PorA and PorB are the major outer membrane proteins of the human Gram-negative pathogen, Neisseria meningitides. Neisserial porins have been shown to act as B cell mitogens and immune adjuvants. Our group has previously shown that the mechanism of the immunopotentiating capability of porin is mediated, in part, by its ability to up-regulate the T cell co-stimulatory ligand, CD86, on the surface of B cells. Due to the ability of neisserial porins to activate B cells and potentiate immune responses, we hypothesized that porin also employs the potent immune stimulatory function of dendritic cells (DCs). In this work, we examined the ability of purified N. meningitidis PorB to induce both maturation and functional activation of murine DCs. PorB induced DC maturation, as evidenced by up-regulation of surface CD40, CD86, and MHC class I and II molecules. PorB treatment enhanced the allostimulatory activity of DCs, as demonstrated by their increased activity in the mixed leukocyte reaction. Furthermore, PorB enhanced the ability of DCs to induce antigen-specific T cell activation. DCs co-treated with PorB and either ovalbumin protein (Ova) or whole chicken egg white protein induced proliferation of naive DO11.10 Ova-specific, CD4+ transgenic T cells. In addition, PorB induced secretion of the pro-inflammatory cytokines, IL-6 and TNFalpha, by DCs. As these inflammatory mediators are induced during neisserial infections, this finding suggests that neisserial porins may play a role in induction of the inflammatory process observed in meningococcal disease.

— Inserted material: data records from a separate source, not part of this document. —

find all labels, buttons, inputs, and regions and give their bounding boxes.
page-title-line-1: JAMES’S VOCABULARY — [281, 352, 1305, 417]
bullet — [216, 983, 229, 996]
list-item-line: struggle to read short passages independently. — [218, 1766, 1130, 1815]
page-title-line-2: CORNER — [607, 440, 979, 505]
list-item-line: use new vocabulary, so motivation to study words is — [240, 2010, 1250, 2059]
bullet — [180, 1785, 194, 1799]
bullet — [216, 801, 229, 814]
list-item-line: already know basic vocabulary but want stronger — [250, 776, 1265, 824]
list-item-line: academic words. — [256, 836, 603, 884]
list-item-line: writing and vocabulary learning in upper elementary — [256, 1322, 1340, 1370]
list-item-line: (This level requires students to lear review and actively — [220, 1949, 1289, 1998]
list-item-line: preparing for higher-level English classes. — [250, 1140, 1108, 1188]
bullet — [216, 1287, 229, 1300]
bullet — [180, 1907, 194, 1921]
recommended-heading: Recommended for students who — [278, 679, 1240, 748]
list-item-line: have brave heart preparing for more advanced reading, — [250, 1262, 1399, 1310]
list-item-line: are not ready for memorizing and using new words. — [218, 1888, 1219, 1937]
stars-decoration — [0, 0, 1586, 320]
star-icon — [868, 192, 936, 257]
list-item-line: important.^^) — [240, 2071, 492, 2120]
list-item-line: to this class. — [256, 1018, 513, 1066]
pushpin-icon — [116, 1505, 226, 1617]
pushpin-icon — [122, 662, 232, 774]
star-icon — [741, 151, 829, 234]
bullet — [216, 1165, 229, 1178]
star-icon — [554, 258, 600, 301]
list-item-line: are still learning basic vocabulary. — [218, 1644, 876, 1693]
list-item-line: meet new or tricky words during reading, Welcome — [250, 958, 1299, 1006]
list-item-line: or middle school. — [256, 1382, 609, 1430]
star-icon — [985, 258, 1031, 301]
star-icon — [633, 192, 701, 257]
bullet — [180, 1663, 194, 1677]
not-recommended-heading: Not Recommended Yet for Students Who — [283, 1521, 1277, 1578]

PorB-induced DC maturation required expression of both myeloid differentiation factor 88 and Toll-like receptor 2 (TLR2). Our group has previously implicated these signaling molecules in PorB-induced B cell activation. Thus, PorB is a pathogen associated molecular pattern recognized by TLR2. The ability of PorB to induce DC maturation has important consequences for the activation of naive T cells and thus, the initiation of primary immune responses. Hence, the adjuvant properties of meningococcal porins can be attributed to their ability to induce DC maturation. This work sheds light on the role on meningococcal porins in the pathogenesis of meningococcal disease and reveals the mechanism(s) of their immune stimulatory activity.